第3章 you are in my life (夜久衛輔)
上品そうな白い砂浜と、波打ち際の青さを見ていると、昔遊びに行って触れた潮の香りを思い出す。私は毎晩、眠る前にベッドの中からこの海の写真を見る。すべての生物は海から生まれ、そして海へと還っていくのだ。暗い部屋で幽かに見える、空との境界線を眺めているうち、いつの間にか夢の中で波の音を聞くのだった。

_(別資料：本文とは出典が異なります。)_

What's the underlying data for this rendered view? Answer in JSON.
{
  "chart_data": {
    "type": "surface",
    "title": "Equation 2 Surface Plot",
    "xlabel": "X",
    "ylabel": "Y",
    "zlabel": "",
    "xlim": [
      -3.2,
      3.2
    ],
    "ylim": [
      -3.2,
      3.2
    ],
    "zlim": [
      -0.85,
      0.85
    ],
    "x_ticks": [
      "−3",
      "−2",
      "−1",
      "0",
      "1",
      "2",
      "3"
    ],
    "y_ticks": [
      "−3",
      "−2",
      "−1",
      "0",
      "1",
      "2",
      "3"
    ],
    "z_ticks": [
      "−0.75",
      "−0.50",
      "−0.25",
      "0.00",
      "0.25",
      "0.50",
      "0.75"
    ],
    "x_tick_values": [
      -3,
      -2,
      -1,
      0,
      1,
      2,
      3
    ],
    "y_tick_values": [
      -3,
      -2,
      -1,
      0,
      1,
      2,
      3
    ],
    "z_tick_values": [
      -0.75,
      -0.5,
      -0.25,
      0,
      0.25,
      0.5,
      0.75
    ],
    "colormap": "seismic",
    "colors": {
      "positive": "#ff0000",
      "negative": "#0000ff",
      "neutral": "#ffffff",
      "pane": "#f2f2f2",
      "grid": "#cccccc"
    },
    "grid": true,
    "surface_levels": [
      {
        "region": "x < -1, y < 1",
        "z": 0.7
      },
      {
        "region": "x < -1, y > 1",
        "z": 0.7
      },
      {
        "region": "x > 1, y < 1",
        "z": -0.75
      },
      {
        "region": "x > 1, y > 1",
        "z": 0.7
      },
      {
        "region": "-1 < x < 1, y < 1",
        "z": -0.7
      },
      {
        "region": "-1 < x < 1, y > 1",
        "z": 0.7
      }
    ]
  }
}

スマホが鳴った。知らないうちに眠っていたようで、おでこに冷えピタが貼られていた。寝転んだまま手を伸ばして画面を見ると、夜久から返信が来ていた。
『大丈夫か?』
の後に、ムンクの叫びみたいなスタンプ。それだけで嬉しかったし、少し笑えた。
良かった。私、心配してもらえてる。
高い守備力を誇る音駒の中で、夜久はいつだって底の土台になっている。賑やかなメンバーが出入りしたって、彼が重心を担う限り、チームは安定する。とはいえ今日くらいは、両腕を合わせてレシーブを上げる瞬間に、その頭の片隅に私を置いてほしいと思った。
本日のノルマ達成、という気分で、私はまたベッドに沈む。もうすぐにでも最初のミーティングが始まる時刻、次に連絡が取れるとしたらお昼休憩の頃だろう。
熱のせいか身体は重く、心細さを感じたが、海を思うとなんてことない。海はひとりだ。ひとりはさみしく、慰めあえる。